Конечно, когда со мной в лесу встречаются охотники и грибники, они, наверное, считают меня чудовищем. Иногда мне кажется, что они правы. Раз с партизанами столкнулся, так сразу палить стали.
– И что, никто не попал? – изумился Кузнецов.
– Попали. У нас народ целкий, – скривился лесник и остервенело почесал спину пониже поясницы. – Туда и попали… На каждого оборотня нужно свое оружие.
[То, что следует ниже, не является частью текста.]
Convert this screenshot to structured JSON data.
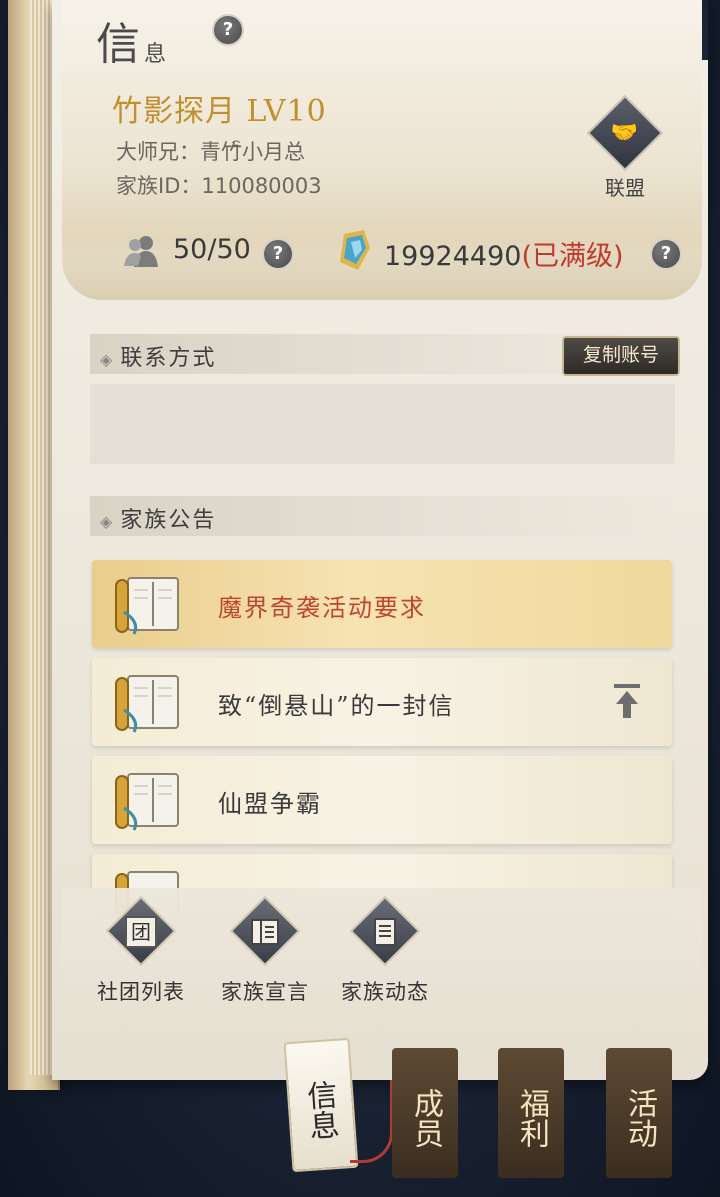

Вербер уязвим для холодного железа, вервольф и вербат, летучая мышь, боятся оружия, покрытого серебром или зачарованного каменного клинка, на верджера – барсука – клинки должны быть костяные.
– Болит? – с состраданием поинтересовался Хохел, страдавший геморроем, кивая на задницу лесника.
– Чтобы вылечить рану от пули или простого оружия, достаточно перекинуться. Даже шрама не остается.
– Для кабана, наверное, тоже нужно что-то особое? – ляпнул Задов.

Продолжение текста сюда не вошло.